Many polymerases further enhance the fidelity of replication by the use of proofreading mechanisms. One polymerase from E. coli, DNA polymerase I used in DNA replication and repair, displays an exonuclease activity in addition to the polymerase activity. The exonuclease removes mismatched nucleotides from the 3′ end of DNA by hydrolysis. If the wrong nucleotide is inserted, the malformed product is not held as tightly in the polymerase active site. It is likely to flop about because of the weaker hydrogen bonding and to find itself in the exonuclease active site, where the trespassing nucleotide is removed (Figure 34.10). This flopping is the result of Brownian motion.

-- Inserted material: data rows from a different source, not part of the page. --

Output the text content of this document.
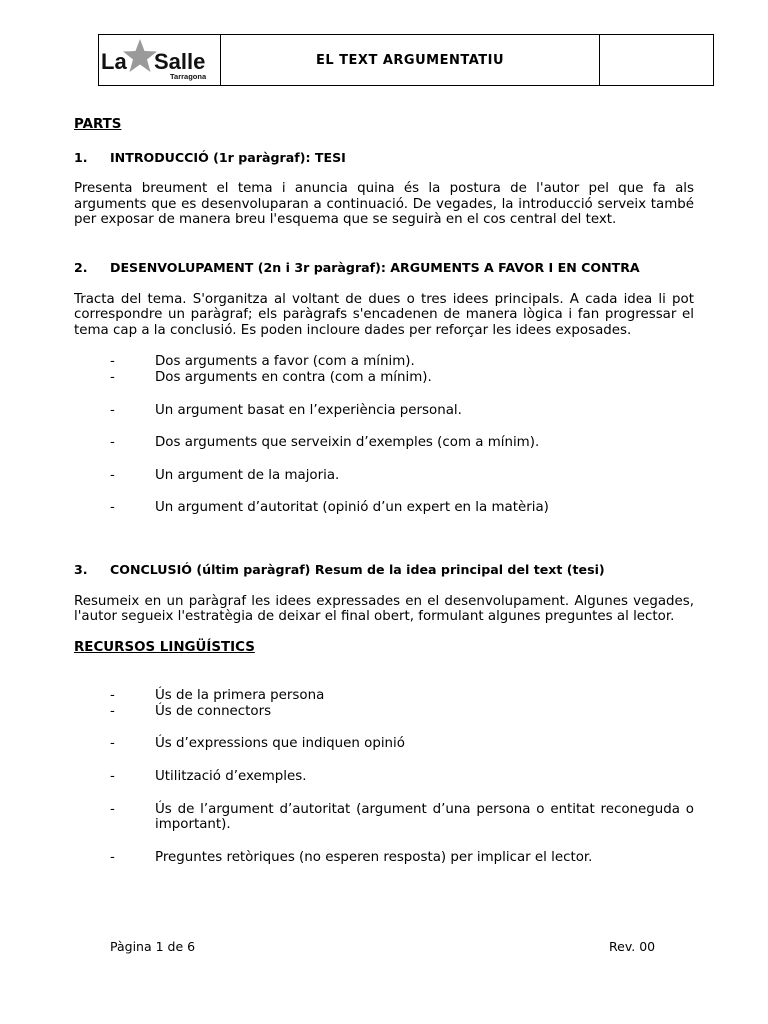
La Salle
Tarragona
EL TEXT ARGUMENTATIU

PARTS

1.	INTRODUCCIÓ (1r paràgraf): TESI

Presenta breument el tema i anuncia quina és la postura de l'autor pel que fa als arguments que es desenvoluparan a continuació. De vegades, la introducció serveix també per exposar de manera breu l'esquema que se seguirà en el cos central del text.

2.	DESENVOLUPAMENT (2n i 3r paràgraf): ARGUMENTS A FAVOR I EN CONTRA

Tracta del tema. S'organitza al voltant de dues o tres idees principals. A cada idea li pot correspondre un paràgraf; els paràgrafs s'encadenen de manera lògica i fan progressar el tema cap a la conclusió. Es poden incloure dades per reforçar les idees exposades.

-	Dos arguments a favor (com a mínim).
-	Dos arguments en contra (com a mínim).
-	Un argument basat en l’experiència personal.
-	Dos arguments que serveixin d’exemples (com a mínim).
-	Un argument de la majoria.
-	Un argument d’autoritat (opinió d’un expert en la matèria)
3.	CONCLUSIÓ (últim paràgraf) Resum de la idea principal del text (tesi)

Resumeix en un paràgraf les idees expressades en el desenvolupament. Algunes vegades, l'autor segueix l'estratègia de deixar el final obert, formulant algunes preguntes al lector.

RECURSOS LINGÜÍSTICS

-	Ús de la primera persona
-	Ús de connectors
-	Ús d’expressions que indiquen opinió
-	Utilització d’exemples.
-	Ús de l’argument d’autoritat (argument d’una persona o entitat reconeguda o important).
-	Preguntes retòriques (no esperen resposta) per implicar el lector.
Pàgina 1 de 6	Rev. 00
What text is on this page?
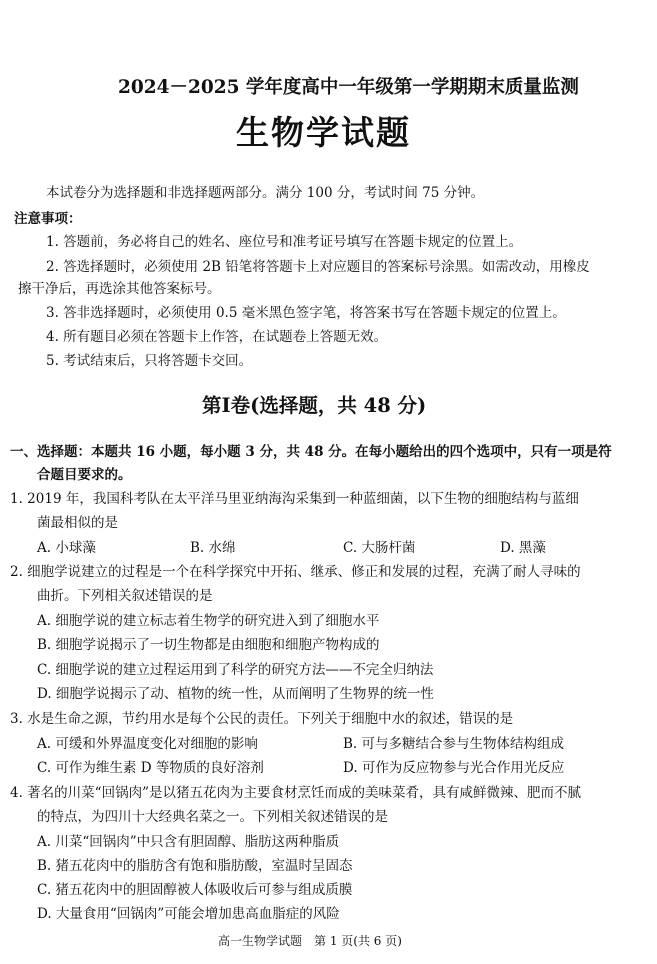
2024－2025 学年度高中一年级第一学期期末质量监测
生物学试题
本试卷分为选择题和非选择题两部分。满分 100 分，考试时间 75 分钟。
注意事项：
1. 答题前，务必将自己的姓名、座位号和准考证号填写在答题卡规定的位置上。
2. 答选择题时，必须使用 2B 铅笔将答题卡上对应题目的答案标号涂黑。如需改动，用橡皮
擦干净后，再选涂其他答案标号。
3. 答非选择题时，必须使用 0.5 毫米黑色签字笔，将答案书写在答题卡规定的位置上。
4. 所有题目必须在答题卡上作答，在试题卷上答题无效。
5. 考试结束后，只将答题卡交回。
第Ⅰ卷(选择题，共 48 分)
一、选择题：本题共 16 小题，每小题 3 分，共 48 分。在每小题给出的四个选项中，只有一项是符
合题目要求的。
1. 2019 年，我国科考队在太平洋马里亚纳海沟采集到一种蓝细菌，以下生物的细胞结构与蓝细
菌最相似的是
A. 小球藻	B. 水绵	C. 大肠杆菌	D. 黑藻
2. 细胞学说建立的过程是一个在科学探究中开拓、继承、修正和发展的过程，充满了耐人寻味的
曲折。下列相关叙述错误的是
A. 细胞学说的建立标志着生物学的研究进入到了细胞水平
B. 细胞学说揭示了一切生物都是由细胞和细胞产物构成的
C. 细胞学说的建立过程运用到了科学的研究方法——不完全归纳法
D. 细胞学说揭示了动、植物的统一性，从而阐明了生物界的统一性
3. 水是生命之源，节约用水是每个公民的责任。下列关于细胞中水的叙述，错误的是
A. 可缓和外界温度变化对细胞的影响	B. 可与多糖结合参与生物体结构组成
C. 可作为维生素 D 等物质的良好溶剂	D. 可作为反应物参与光合作用光反应
4. 著名的川菜“回锅肉”是以猪五花肉为主要食材烹饪而成的美味菜肴，具有咸鲜微辣、肥而不腻
的特点，为四川十大经典名菜之一。下列相关叙述错误的是
A. 川菜“回锅肉”中只含有胆固醇、脂肪这两种脂质
B. 猪五花肉中的脂肪含有饱和脂肪酸，室温时呈固态
C. 猪五花肉中的胆固醇被人体吸收后可参与组成质膜
D. 大量食用“回锅肉”可能会增加患高血脂症的风险
高一生物学试题　第 1 页(共 6 页)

Figure 34.10: Proofreading. The growing DNA strand occasionally leaves the polymerase site, especially if there is improper base-pairing, and migrates to the active site of exonuclease. There, one or more nucleotides are excised from the newly synthesized strand, removing potentially incorrect bases.

!quickquiz! QUICK QUIZ 1

What are the three key enzymes required for DNA synthesis, and what biochemical challenges to replication do they address?

How does the enzyme sense whether a newly added base is correct? First, an incorrect base will not pair correctly with the template strand and will be unlikely to be linked to the new strand. Second, even if an incorrect base is inserted into the new strand, it is likely to be deleted. After the addition of a new nucleotide, the DNA is pulled by one base pair into the enzyme. If an incorrect base is incorporated, the enzyme stalls owing to the structural disruption caused by the presence of a non-Watson–Crick base pair in the enzyme, and the pause provides additional time for the strand to wander into the exonuclease site. There is a cost to this editing function, however: DNA polymerase I removes approximately 1 correct nucleotide in 20. Although the removal of correct nucleotides is slightly wasteful energetically, proofreading increases the accuracy of replication by a factor of approximately 1000.